Tuesday, May 28, 2013

Capture & Animate Learning Experiences with iMotionHD

CC licenced by Jinho Jung on Flikr

"Animation offers a medium of story telling and visual entertainment which can bring pleasure and information to people of all ages everywhere in the world." - Walt Disney 

Micky Mouse. Toy Story. Shrek.  These are all things we think about when we hear the word "animation".  But animation can be used for so much more than just telling a story with cartoon characters.  Animation, can actually be used to capture change over time, in a variety of different ways. 

Specifically, stop-motion animation is a great way to create video from individual, still images.  Stop-motion animation can help to create a video-like effect that captures some form of change over time, and bring real world experiences to life.  

Recently, I used the iMotion HD app with my students for two very different learning activities. They both involved science, but they were two different lessons, in two different classrooms, by two different teachers.  

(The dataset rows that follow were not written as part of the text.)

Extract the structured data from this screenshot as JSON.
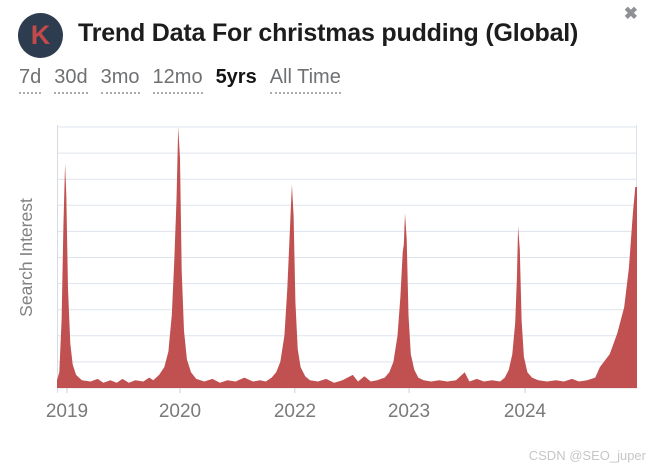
{
  "header": {
    "logo_letter": "K",
    "title": "Trend Data For christmas pudding (Global)",
    "close_glyph": "✖"
  },
  "tabs": [
    {
      "label": "7d",
      "active": false
    },
    {
      "label": "30d",
      "active": false
    },
    {
      "label": "3mo",
      "active": false
    },
    {
      "label": "12mo",
      "active": false
    },
    {
      "label": "5yrs",
      "active": true
    },
    {
      "label": "All Time",
      "active": false
    }
  ],
  "chart_data": {
    "type": "area",
    "title": "Trend Data For christmas pudding (Global)",
    "keyword": "christmas pudding",
    "region": "Global",
    "selected_range": "5yrs",
    "ylabel": "Search Interest",
    "ylim": [
      0,
      100
    ],
    "grid": "horizontal gridlines every 10 units, 0-100",
    "legend": "none",
    "x_ticks": [
      {
        "label": "2019",
        "pos": 0.017
      },
      {
        "label": "2020",
        "pos": 0.212
      },
      {
        "label": "2022",
        "pos": 0.41
      },
      {
        "label": "2023",
        "pos": 0.607
      },
      {
        "label": "2024",
        "pos": 0.807
      }
    ],
    "peaks": [
      {
        "x": 0.014,
        "value": 86
      },
      {
        "x": 0.209,
        "value": 100
      },
      {
        "x": 0.405,
        "value": 78
      },
      {
        "x": 0.6,
        "value": 67
      },
      {
        "x": 0.795,
        "value": 62
      },
      {
        "x": 0.997,
        "value": 77
      }
    ],
    "points": [
      [
        0.0,
        3
      ],
      [
        0.004,
        6
      ],
      [
        0.008,
        26
      ],
      [
        0.011,
        62
      ],
      [
        0.014,
        86
      ],
      [
        0.016,
        74
      ],
      [
        0.019,
        38
      ],
      [
        0.023,
        17
      ],
      [
        0.027,
        9
      ],
      [
        0.033,
        5
      ],
      [
        0.043,
        3
      ],
      [
        0.058,
        2.5
      ],
      [
        0.07,
        3.5
      ],
      [
        0.08,
        2
      ],
      [
        0.092,
        3
      ],
      [
        0.103,
        2
      ],
      [
        0.113,
        3.5
      ],
      [
        0.124,
        2
      ],
      [
        0.135,
        3
      ],
      [
        0.149,
        2.5
      ],
      [
        0.159,
        4
      ],
      [
        0.166,
        3
      ],
      [
        0.176,
        5
      ],
      [
        0.185,
        8
      ],
      [
        0.192,
        14
      ],
      [
        0.198,
        28
      ],
      [
        0.202,
        48
      ],
      [
        0.206,
        72
      ],
      [
        0.209,
        100
      ],
      [
        0.212,
        88
      ],
      [
        0.215,
        45
      ],
      [
        0.219,
        22
      ],
      [
        0.224,
        11
      ],
      [
        0.231,
        6
      ],
      [
        0.24,
        3.5
      ],
      [
        0.254,
        2.5
      ],
      [
        0.268,
        3.5
      ],
      [
        0.281,
        2
      ],
      [
        0.294,
        3
      ],
      [
        0.308,
        2.5
      ],
      [
        0.323,
        4
      ],
      [
        0.338,
        2.5
      ],
      [
        0.35,
        3
      ],
      [
        0.36,
        2.5
      ],
      [
        0.37,
        4
      ],
      [
        0.378,
        6
      ],
      [
        0.385,
        10
      ],
      [
        0.392,
        20
      ],
      [
        0.397,
        38
      ],
      [
        0.401,
        58
      ],
      [
        0.405,
        78
      ],
      [
        0.408,
        66
      ],
      [
        0.411,
        33
      ],
      [
        0.415,
        15
      ],
      [
        0.42,
        8
      ],
      [
        0.428,
        4.5
      ],
      [
        0.436,
        3
      ],
      [
        0.45,
        2.5
      ],
      [
        0.464,
        3.5
      ],
      [
        0.478,
        2
      ],
      [
        0.492,
        3
      ],
      [
        0.51,
        5
      ],
      [
        0.519,
        2.5
      ],
      [
        0.53,
        4.5
      ],
      [
        0.541,
        2.5
      ],
      [
        0.552,
        3
      ],
      [
        0.565,
        4
      ],
      [
        0.573,
        6
      ],
      [
        0.58,
        10
      ],
      [
        0.587,
        20
      ],
      [
        0.592,
        35
      ],
      [
        0.596,
        52
      ],
      [
        0.598,
        55
      ],
      [
        0.6,
        67
      ],
      [
        0.603,
        57
      ],
      [
        0.606,
        28
      ],
      [
        0.61,
        13
      ],
      [
        0.616,
        7
      ],
      [
        0.623,
        4
      ],
      [
        0.632,
        3
      ],
      [
        0.645,
        2.5
      ],
      [
        0.659,
        3
      ],
      [
        0.673,
        2.5
      ],
      [
        0.688,
        3
      ],
      [
        0.703,
        6
      ],
      [
        0.711,
        2.5
      ],
      [
        0.724,
        3.5
      ],
      [
        0.736,
        2.5
      ],
      [
        0.75,
        3
      ],
      [
        0.764,
        2.5
      ],
      [
        0.772,
        4
      ],
      [
        0.779,
        7
      ],
      [
        0.785,
        13
      ],
      [
        0.79,
        25
      ],
      [
        0.793,
        42
      ],
      [
        0.795,
        62
      ],
      [
        0.798,
        53
      ],
      [
        0.801,
        26
      ],
      [
        0.805,
        12
      ],
      [
        0.811,
        6
      ],
      [
        0.819,
        4
      ],
      [
        0.83,
        3
      ],
      [
        0.845,
        2.5
      ],
      [
        0.86,
        3
      ],
      [
        0.874,
        2.5
      ],
      [
        0.888,
        3.5
      ],
      [
        0.9,
        2.5
      ],
      [
        0.914,
        3
      ],
      [
        0.928,
        4
      ],
      [
        0.936,
        8
      ],
      [
        0.953,
        13
      ],
      [
        0.966,
        21
      ],
      [
        0.978,
        31
      ],
      [
        0.986,
        46
      ],
      [
        0.993,
        67
      ],
      [
        0.997,
        77
      ],
      [
        1.0,
        77
      ]
    ]
  },
  "watermark": "CSDN @SEO_juper",
  "colors": {
    "area": "#c05150",
    "logo_bg": "#2d3c4e",
    "logo_letter": "#c4494b",
    "title": "#1d1d1d",
    "tab_inactive": "#6e7073",
    "tab_active": "#141414",
    "text_muted": "#828282",
    "xlabel": "#7a7a7a",
    "grid": "#dee3ee",
    "axis": "#d6dbe6",
    "tick": "#c9cedb",
    "close": "#8d9196",
    "watermark": "#c6c6c6"
  }
}
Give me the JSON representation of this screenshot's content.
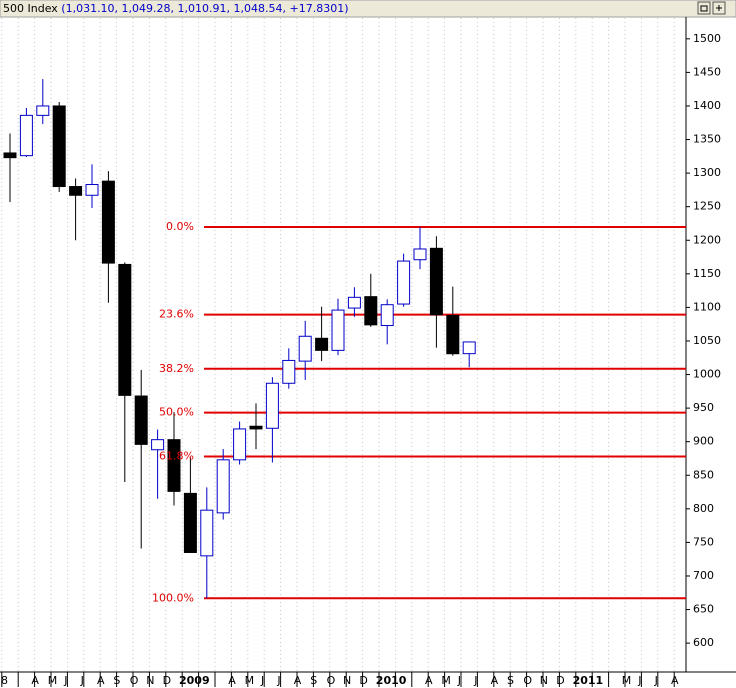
{
  "chart_data": {
    "type": "candlestick",
    "title_name": "500 Index",
    "title_values": "(1,031.10, 1,049.28, 1,010.91, 1,048.54, +17.8301)",
    "categories": [
      "8",
      null,
      "A",
      "M",
      "J",
      "J",
      "A",
      "S",
      "O",
      "N",
      "D",
      "2009",
      null,
      null,
      "A",
      "M",
      "J",
      "J",
      "A",
      "S",
      "O",
      "N",
      "D",
      "2010",
      null,
      null,
      "A",
      "M",
      "J",
      "J",
      "A",
      "S",
      "O",
      "N",
      "D",
      "2011",
      null,
      null,
      "M",
      "J",
      "J",
      "A"
    ],
    "open": [
      null,
      1330,
      1326,
      1386,
      1400,
      1280,
      1267,
      1288,
      1164,
      968,
      888,
      903,
      823,
      730,
      794,
      873,
      923,
      920,
      987,
      1020,
      1054,
      1036,
      1099,
      1116,
      1073,
      1105,
      1171,
      1188,
      1088,
      1031.1,
      null,
      null,
      null,
      null,
      null,
      null,
      null,
      null,
      null,
      null,
      null,
      null
    ],
    "high": [
      null,
      1359,
      1397,
      1440,
      1406,
      1292,
      1313,
      1303,
      1167,
      1007,
      918,
      944,
      877,
      832,
      889,
      930,
      957,
      996,
      1039,
      1080,
      1101,
      1113,
      1130,
      1150,
      1112,
      1180,
      1220,
      1206,
      1131,
      1049.28,
      null,
      null,
      null,
      null,
      null,
      null,
      null,
      null,
      null,
      null,
      null,
      null
    ],
    "low": [
      null,
      1257,
      1324,
      1373,
      1272,
      1200,
      1248,
      1107,
      840,
      741,
      815,
      805,
      735,
      667,
      784,
      866,
      889,
      869,
      979,
      992,
      1020,
      1029,
      1086,
      1071,
      1045,
      1101,
      1157,
      1040,
      1028,
      1010.91,
      null,
      null,
      null,
      null,
      null,
      null,
      null,
      null,
      null,
      null,
      null,
      null
    ],
    "close": [
      null,
      1323,
      1386,
      1400,
      1280,
      1267,
      1283,
      1166,
      969,
      896,
      903,
      826,
      735,
      798,
      873,
      919,
      919,
      987,
      1021,
      1057,
      1036,
      1096,
      1115,
      1074,
      1104,
      1169,
      1187,
      1089,
      1031,
      1048.54,
      null,
      null,
      null,
      null,
      null,
      null,
      null,
      null,
      null,
      null,
      null,
      null
    ],
    "up_color": "#0000c8",
    "down_color": "#000000",
    "levels": [
      {
        "value": 1219.8,
        "label": "0.0%"
      },
      {
        "value": 1089.3,
        "label": "23.6%"
      },
      {
        "value": 1008.6,
        "label": "38.2%"
      },
      {
        "value": 943.3,
        "label": "50.0%"
      },
      {
        "value": 878.0,
        "label": "61.8%"
      },
      {
        "value": 666.8,
        "label": "100.0%"
      }
    ],
    "level_color": "#e00000",
    "ylim": [
      557,
      1531
    ],
    "yticks": [
      600,
      650,
      700,
      750,
      800,
      850,
      900,
      950,
      1000,
      1050,
      1100,
      1150,
      1200,
      1250,
      1300,
      1350,
      1400,
      1450,
      1500
    ],
    "grid": true
  }
}
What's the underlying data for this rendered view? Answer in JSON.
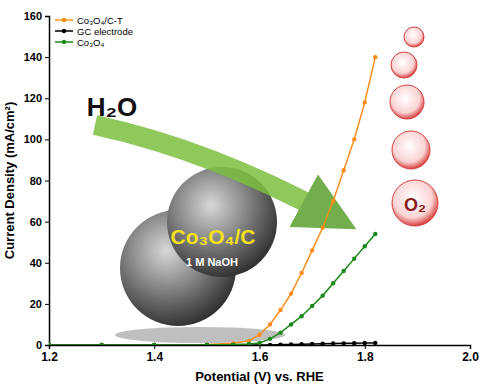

1.  The first activity required students discover a particular science concept to which they were not familiar.  Their task was to create a hypothesis, then perform a set of directions to test their hypothesis.  The students hypothesized that they were going to notice some kind of "change over time", so we decided to capture their experiment on camera.  Using the iMotion HD app on the iPad, a group of students were able to create a stop-motion animation video by programming the app to take pictures of their experiment every 10 seconds for about 15 minutes.  What the students observed was truly amazing!






After observing the video, the students were able to conclude that they witnessed a case of diffusion.  By definition, diffusion is "The movement of atoms or molecules from an area of higher concentration to an area of lower concentration. Atoms and small molecules can move across a cell membrane by diffusion" (reference source).  In this example, students were empowered to make this discovery on their own by observing the diffusion of iodine in a beaker. This was a really powerful learning activity and it was fun to witness all of the "ah-ha" moments when the students observed this scientific transformation in real life.  Better yet, was the fact that students could rewind the video to see the specific stages of diffusion again and again.


2.  The second learning activity involved observing the metamorphosis process over a span of two weeks.  Again, using the iMotion HD app, I was able to program an iPod Touch to take a picture every 30 minutes, for two weeks straight.  We were able to capture every stage of metamorphosis with a total of over 850 pictures.  Below is the stop-motion video created at 10 frames per second.





For your consideration
  • How might stop-motion animation be used in other science experiments? In other subjects?
  • How might you be able to use iMotion HD in your classroom?
  • Why is it important to empower our students to explore, and make their own discoveries?
  • How might capturing these classroom activities help students to reflect on their learning?